We can use data in Snowflake, azure, gcp and AWS and incorporate that data into processes and user experience in Salesforce without moving it into Salesforce and without a really long technology process to gain access to it, so that the data is everywhere. We embrace that, either because we have the tools to bring it together and harmonize it, or because we have these zero data copy relationships with all the popular data lakes to be able to bring it into our ecosystem, whether it's visual, predictive or agentic or, you know, human in the loop, ai so if someone is not a sales customer but does have a lot of data on this previous sales cycles there is a big opportunity to import it, or to scan it, or to use it to make it even better.

Speaker 2:

Well, you'd want to be like sales service, marketing, commerce, like that's why you'd be working with us. You're either a Salesforce customer or you want to be a Salesforce customer.

Speaker 1:

That's up for the listener to decide, of course, but you have a lot of AI projects that are in pilot. Is the one we should look out for? Is there one you're personally very excited about? That's gonna change even more in this in industry, because a lot, a lot, a lot, a lot of it's already changed the last two years. It's going so fast, yeah.

Speaker 2:

Well, we talked about a couple that are just coming out of pilot right now on the sales side, you know, with the coach and with the SDR, the sales development rep.

Speaker 2:

One of the things that we have just on the pure platform side is, you can imagine, when you create these autonomous experiences, even though they're grounded with data, they're grounded with guardrails, they're sorted out with topics and instructions, you still want to test the heck out of it before you go and launch these things. So we have a feature that we're working on right now I don't know if it's going to be called the AI testing center or the workbench.

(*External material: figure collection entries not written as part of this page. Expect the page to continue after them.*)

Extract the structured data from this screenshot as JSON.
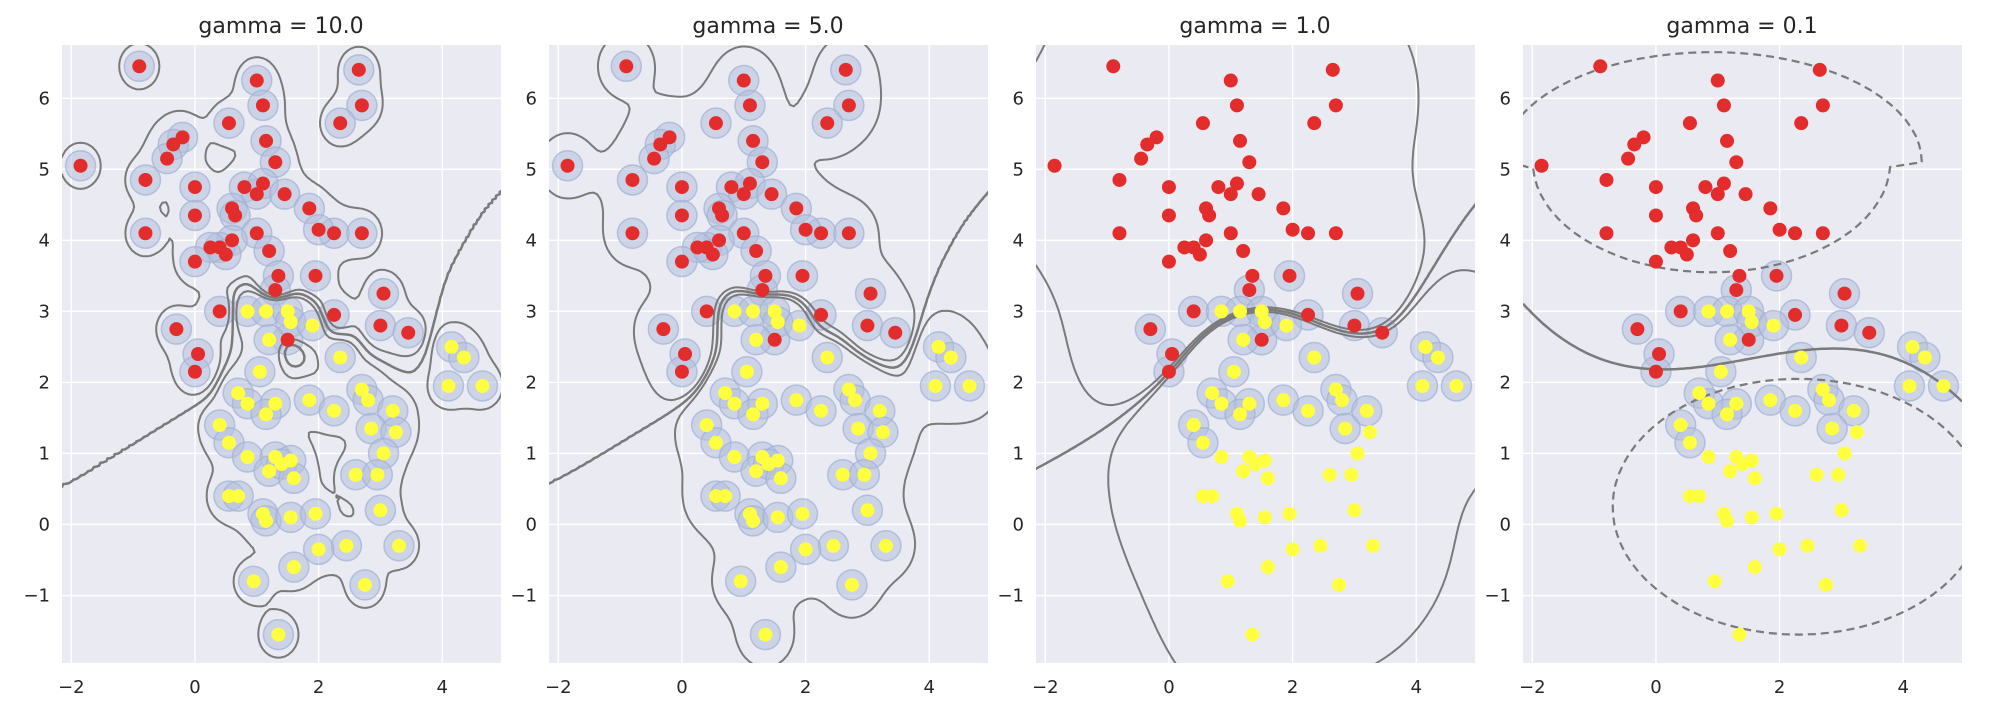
{
  "colors": {
    "axes_bg": "#eaeaf2",
    "grid": "#ffffff",
    "class_0": "#e32c2c",
    "class_1": "#ffff40",
    "support_vector_ring": "#b4c0dc",
    "boundary": "#7a7a7a",
    "text": "#262626"
  },
  "chart_data": [
    {
      "type": "scatter",
      "title": "gamma = 10.0",
      "xlim": [
        -2.15,
        4.95
      ],
      "ylim": [
        -1.95,
        6.75
      ],
      "xticks": [
        -2,
        0,
        2,
        4
      ],
      "yticks": [
        -1,
        0,
        1,
        2,
        3,
        4,
        5,
        6
      ],
      "grid": true,
      "support_vectors": "all points",
      "decision_boundary": "highly irregular solid curve",
      "margins": "dashed, tightly wrapped around individual points"
    },
    {
      "type": "scatter",
      "title": "gamma = 5.0",
      "xlim": [
        -2.15,
        4.95
      ],
      "ylim": [
        -1.95,
        6.75
      ],
      "xticks": [
        -2,
        0,
        2,
        4
      ],
      "yticks": [
        -1,
        0,
        1,
        2,
        3,
        4,
        5,
        6
      ],
      "grid": true,
      "support_vectors": "all points",
      "decision_boundary": "irregular solid curve",
      "margins": "dashed, short segments between neighbouring points"
    },
    {
      "type": "scatter",
      "title": "gamma = 1.0",
      "xlim": [
        -2.15,
        4.95
      ],
      "ylim": [
        -1.95,
        6.75
      ],
      "xticks": [
        -2,
        0,
        2,
        4
      ],
      "yticks": [
        -1,
        0,
        1,
        2,
        3,
        4,
        5,
        6
      ],
      "grid": true,
      "support_vectors": "points near the class boundary",
      "decision_boundary": "smooth S-shaped solid curve",
      "margins": "dashed, enclosing each class cloud"
    },
    {
      "type": "scatter",
      "title": "gamma = 0.1",
      "xlim": [
        -2.15,
        4.95
      ],
      "ylim": [
        -1.95,
        6.75
      ],
      "xticks": [
        -2,
        0,
        2,
        4
      ],
      "yticks": [
        -1,
        0,
        1,
        2,
        3,
        4,
        5,
        6
      ],
      "grid": true,
      "support_vectors": "points near the class boundary",
      "decision_boundary": "nearly straight solid curve",
      "margins": "dashed, two smooth loops around the classes"
    }
  ],
  "points": {
    "class_0": [
      [
        -0.9,
        6.45
      ],
      [
        1.0,
        6.25
      ],
      [
        2.65,
        6.4
      ],
      [
        1.1,
        5.9
      ],
      [
        2.7,
        5.9
      ],
      [
        0.55,
        5.65
      ],
      [
        2.35,
        5.65
      ],
      [
        -0.2,
        5.45
      ],
      [
        -0.35,
        5.35
      ],
      [
        -0.45,
        5.15
      ],
      [
        1.15,
        5.4
      ],
      [
        1.3,
        5.1
      ],
      [
        -1.85,
        5.05
      ],
      [
        -0.8,
        4.85
      ],
      [
        0.0,
        4.75
      ],
      [
        0.8,
        4.75
      ],
      [
        1.0,
        4.65
      ],
      [
        1.1,
        4.8
      ],
      [
        1.45,
        4.65
      ],
      [
        0.6,
        4.45
      ],
      [
        0.65,
        4.35
      ],
      [
        0.0,
        4.35
      ],
      [
        1.85,
        4.45
      ],
      [
        2.25,
        4.1
      ],
      [
        1.0,
        4.1
      ],
      [
        2.7,
        4.1
      ],
      [
        2.0,
        4.15
      ],
      [
        -0.8,
        4.1
      ],
      [
        0.6,
        4.0
      ],
      [
        0.4,
        3.9
      ],
      [
        0.5,
        3.8
      ],
      [
        0.25,
        3.9
      ],
      [
        1.2,
        3.85
      ],
      [
        0.0,
        3.7
      ],
      [
        1.35,
        3.5
      ],
      [
        1.95,
        3.5
      ],
      [
        1.3,
        3.3
      ],
      [
        3.05,
        3.25
      ],
      [
        0.4,
        3.0
      ],
      [
        2.25,
        2.95
      ],
      [
        3.0,
        2.8
      ],
      [
        3.45,
        2.7
      ],
      [
        -0.3,
        2.75
      ],
      [
        1.5,
        2.6
      ],
      [
        0.05,
        2.4
      ],
      [
        0.0,
        2.15
      ]
    ],
    "class_1": [
      [
        0.85,
        3.0
      ],
      [
        1.15,
        3.0
      ],
      [
        1.5,
        3.0
      ],
      [
        1.55,
        2.85
      ],
      [
        1.9,
        2.8
      ],
      [
        1.2,
        2.6
      ],
      [
        2.35,
        2.35
      ],
      [
        4.15,
        2.5
      ],
      [
        4.35,
        2.35
      ],
      [
        1.05,
        2.15
      ],
      [
        0.7,
        1.85
      ],
      [
        1.85,
        1.75
      ],
      [
        2.7,
        1.9
      ],
      [
        2.8,
        1.75
      ],
      [
        4.1,
        1.95
      ],
      [
        4.65,
        1.95
      ],
      [
        0.85,
        1.7
      ],
      [
        1.3,
        1.7
      ],
      [
        1.15,
        1.55
      ],
      [
        2.25,
        1.6
      ],
      [
        3.2,
        1.6
      ],
      [
        2.85,
        1.35
      ],
      [
        3.25,
        1.3
      ],
      [
        0.4,
        1.4
      ],
      [
        0.55,
        1.15
      ],
      [
        0.85,
        0.95
      ],
      [
        1.3,
        0.95
      ],
      [
        1.55,
        0.9
      ],
      [
        3.05,
        1.0
      ],
      [
        1.2,
        0.75
      ],
      [
        1.4,
        0.85
      ],
      [
        1.6,
        0.65
      ],
      [
        2.6,
        0.7
      ],
      [
        2.95,
        0.7
      ],
      [
        0.55,
        0.4
      ],
      [
        0.7,
        0.4
      ],
      [
        1.1,
        0.15
      ],
      [
        1.15,
        0.05
      ],
      [
        1.55,
        0.1
      ],
      [
        1.95,
        0.15
      ],
      [
        3.0,
        0.2
      ],
      [
        2.45,
        -0.3
      ],
      [
        2.0,
        -0.35
      ],
      [
        3.3,
        -0.3
      ],
      [
        1.6,
        -0.6
      ],
      [
        0.95,
        -0.8
      ],
      [
        2.75,
        -0.85
      ],
      [
        1.35,
        -1.55
      ]
    ]
  }
}
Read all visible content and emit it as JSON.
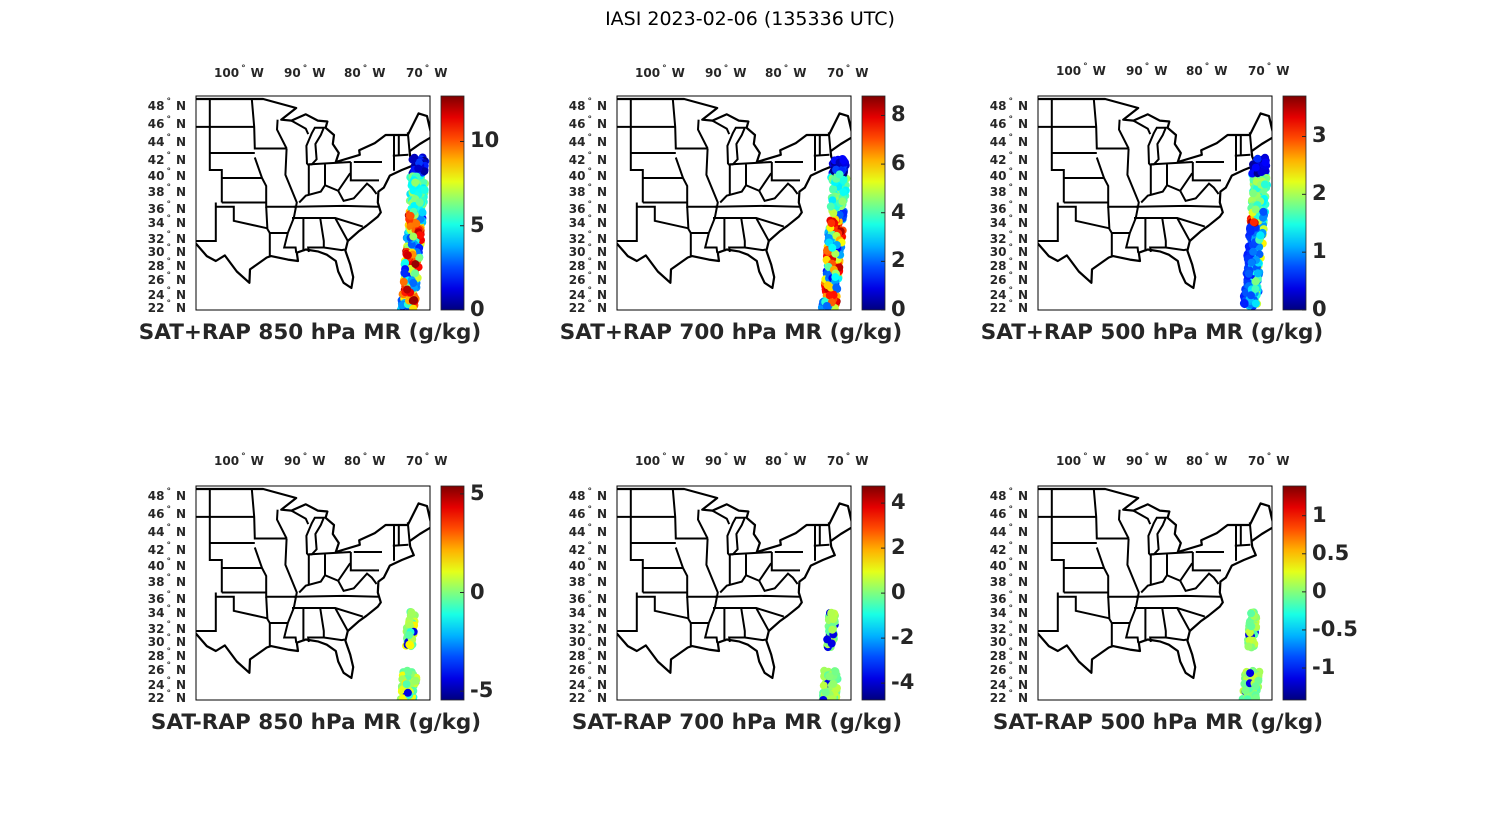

We started to showcase it at Dreamforce, and the idea here is that we can use LLMs to go ahead and create example conversations where you know the utterances of the words are pushed into the tool and you can see how your agent responds. So, as you're, you know, working up that curve to go live, you can see how your agent is performing, and so the testing center is, like, I think, going to be a really sort of core feature of going live fast with the Gentic capabilities. And then there's other things that we're doing beyond that in terms of AI work benches, but that one's already out there from Dreamforce.

Speaker 1:

We'll keep an eye on that.

Speaker 2:

Yeah.

Speaker 1:

Thank you for this conversation.

Speaker 2:

All right, Thank you for the conversation Okay thank you for listening.